Forty-seven- year-old Brad Sloan (Stiller) should be happy but there's a niggling malaise that’s keeping him awake at night. Although he and wife (Fischer) are financially comfortable Brad feels like a failure in comparison to his college buddies: retired billionaire Billy (Jemaine Clement), private jet-owning Jason (Luke Wilson), just-married director Nick (White) and TV business personality Craig (Sheen). As Brad and teenage son Troy (Abrams, Paper Towns) tour prospective colleges he is forced to get back into contact with his old friends to call in a few favours…Stepping behind the camera for the first time since 2007's quirky Year of the Dog, writer Mike White (School of Rock, The Good Girl) delivers his finest script to date: Brad's Status is a touching, tender, brave (it's largely internalised with Stiller's soft, weary voiceover dominating) and achingly true film. Despite the very obvious arc where Brad has to realise that his life isn't all that bad there's hardly a duff note here; in fact, that realisation comes very early on but, and this is where White's structure dares to upend things, the sudden awareness is merely cosmetic and Brad slips back into his jealous ways.

This move causes one to second guess where this story might end up – Brad's Status certainly develops under its own steam. One particular sequence that underlines this is when he sneaks out of the hotel room to meet Troy's attractive friend Ananya (Shazi Raja). It's not to sleep with her but to once again experience the hunger for life that has long disappeared, a desire/hope that he sees in her

("There is no more potential – this is it!" he sighs at one point), and, possibly, to validate his life decisions. White goes against the grain here, refusing to allow even a smidge of sexual tension into the sequence: not every mid-life crisis involves the bedding of a hot young thing.

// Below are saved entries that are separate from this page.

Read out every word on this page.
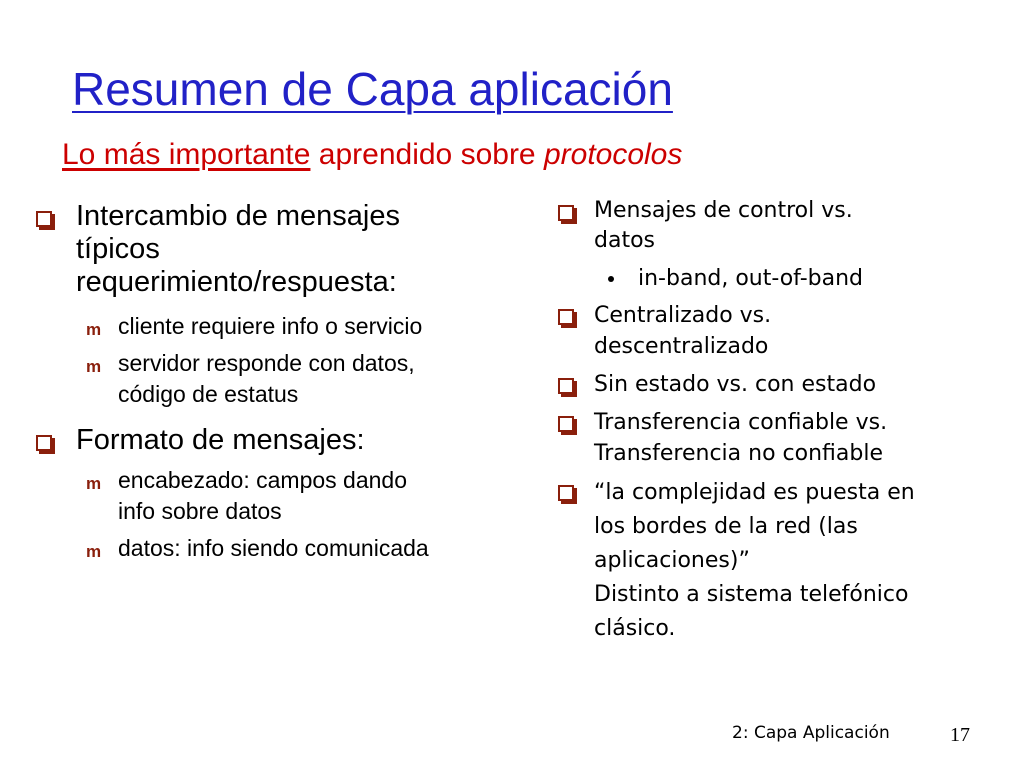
Resumen de Capa aplicación
Lo más importante aprendido sobre protocolos
Intercambio de mensajes
típicos
requerimiento/respuesta:
m cliente requiere info o servicio
m servidor responde con datos,
código de estatus
Formato de mensajes:
m encabezado: campos dando
info sobre datos
m datos: info siendo comunicada
Mensajes de control vs.
datos
in-band, out-of-band
Centralizado vs.
descentralizado
Sin estado vs. con estado
Transferencia confiable vs.
Transferencia no confiable
“la complejidad es puesta en
los bordes de la red (las
aplicaciones)”
Distinto a sistema telefónico
clásico.
2: Capa Aplicación	17
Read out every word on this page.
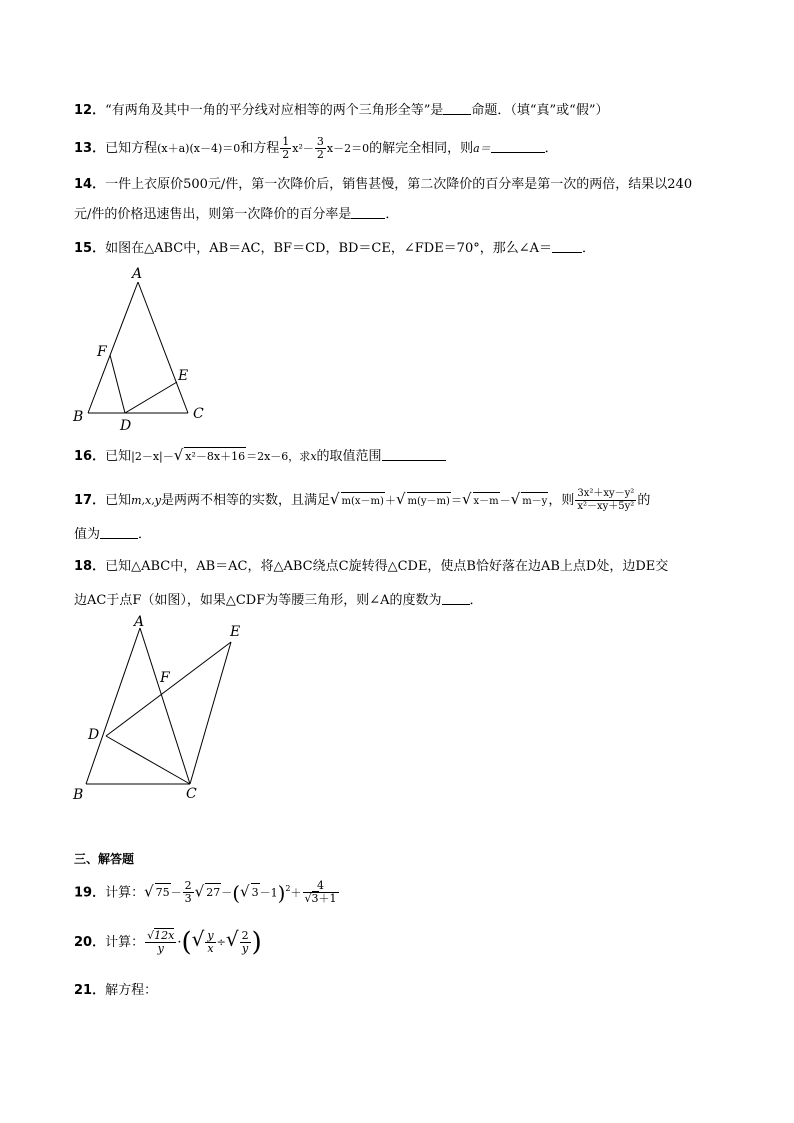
12．“有两角及其中一角的平分线对应相等的两个三角形全等”是 命题．（填“真”或“假”）
13．已知方程(x＋a)(x－4)＝0和方程 $\frac{1}{2} x^2- \frac{3}{2} x-2=0$的解完全相同，则a＝	．
14．一件上衣原价500元/件，第一次降价后，销售甚慢，第二次降价的百分率是第一次的两倍，结果以240
元/件的价格迅速售出，则第一次降价的百分率是	．
15．如图在△ABC中，AB＝AC，BF＝CD，BD＝CE，∠FDE＝70°，那么∠A＝ ．
A
B	C
D
E
F
16．已知|2－x|－√ x²－8x＋16＝2x－6，求x的取值范围
17．已知m,x,y是两两不相等的实数，且满足√ m(x－m)＋√ m(y－m)＝√ x－m－√ m－y，则 $\frac{\text{3x²＋xy－y²}}{\text{x²－xy＋5y²}}$ 的
值为	．
18．已知△ABC中，AB＝AC，将△ABC绕点C旋转得△CDE，使点B恰好落在边AB上点D处，边DE交
边AC于点F（如图），如果△CDF为等腰三角形，则∠A的度数为 ．
A
B	C
D
E
F
三、解答题
19．计算：√ $75- \frac{2}{3}$ √ 27－(√ $3-1)^2+ \frac{4}{√3+1}$
20．计算： $\frac{√12x}{y}$ ·(√ $\frac{y}{x}$ ÷√ $\frac{2}{y}$ )
21．解方程：
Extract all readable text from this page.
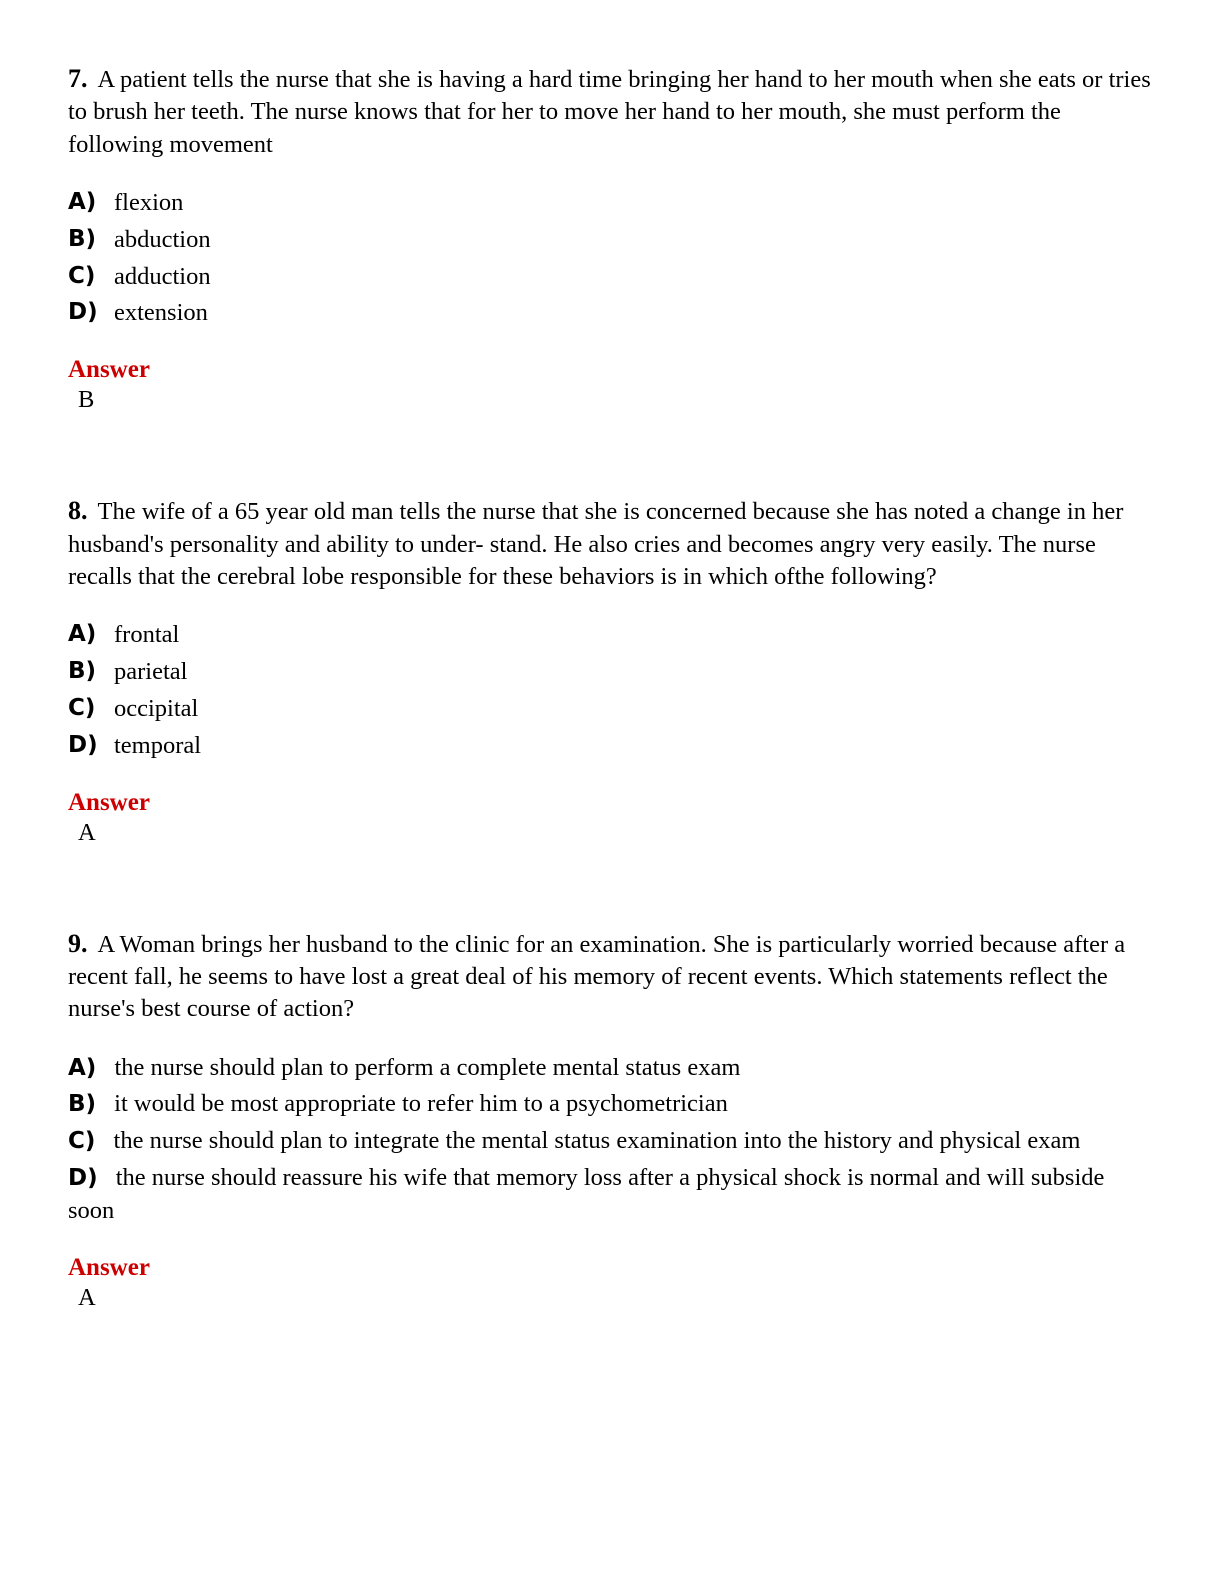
7. A patient tells the nurse that she is having a hard time bringing her hand to her mouth when she eats or tries to brush her teeth. The nurse knows that for her to move her hand to her mouth, she must perform the following movement

A) flexion
B) abduction
C) adduction
D) extension
Answer
B

8. The wife of a 65 year old man tells the nurse that she is concerned because she has noted a change in her husband's personality and ability to under- stand. He also cries and becomes angry very easily. The nurse recalls that the cerebral lobe responsible for these behaviors is in which ofthe following?

A) frontal
B) parietal
C) occipital
D) temporal
Answer
A

9. A Woman brings her husband to the clinic for an examination. She is particularly worried because after a recent fall, he seems to have lost a great deal of his memory of recent events. Which statements reflect the nurse's best course of action?

A) the nurse should plan to perform a complete mental status exam
B) it would be most appropriate to refer him to a psychometrician
C) the nurse should plan to integrate the mental status examination into the history and physical exam
D) the nurse should reassure his wife that memory loss after a physical shock is normal and will subside soon
Answer
A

It’s easy to see why Stiller was attracted to the role. He has before seen a kinship with characters that were lost, stuck in a mental fug, or lamenting a life that has peaked (Walter Mitty, Greenberg, While We’re Young) but his Brad here allows him to be the middle set of this Venn Diagram. Brad can be unlikeable but he's a good dad. Self-centred but generous. Gloomy but fun. All this is etched on Stiller's weary face and adds up to his best performance of his career - a quiet, unshowy, believable turn. He's backed up by Abrams who offers a different take on the embarrassed kid forced to hang with his old man and Michael Sheen, when he does eventually show up, is wonderfully detestable.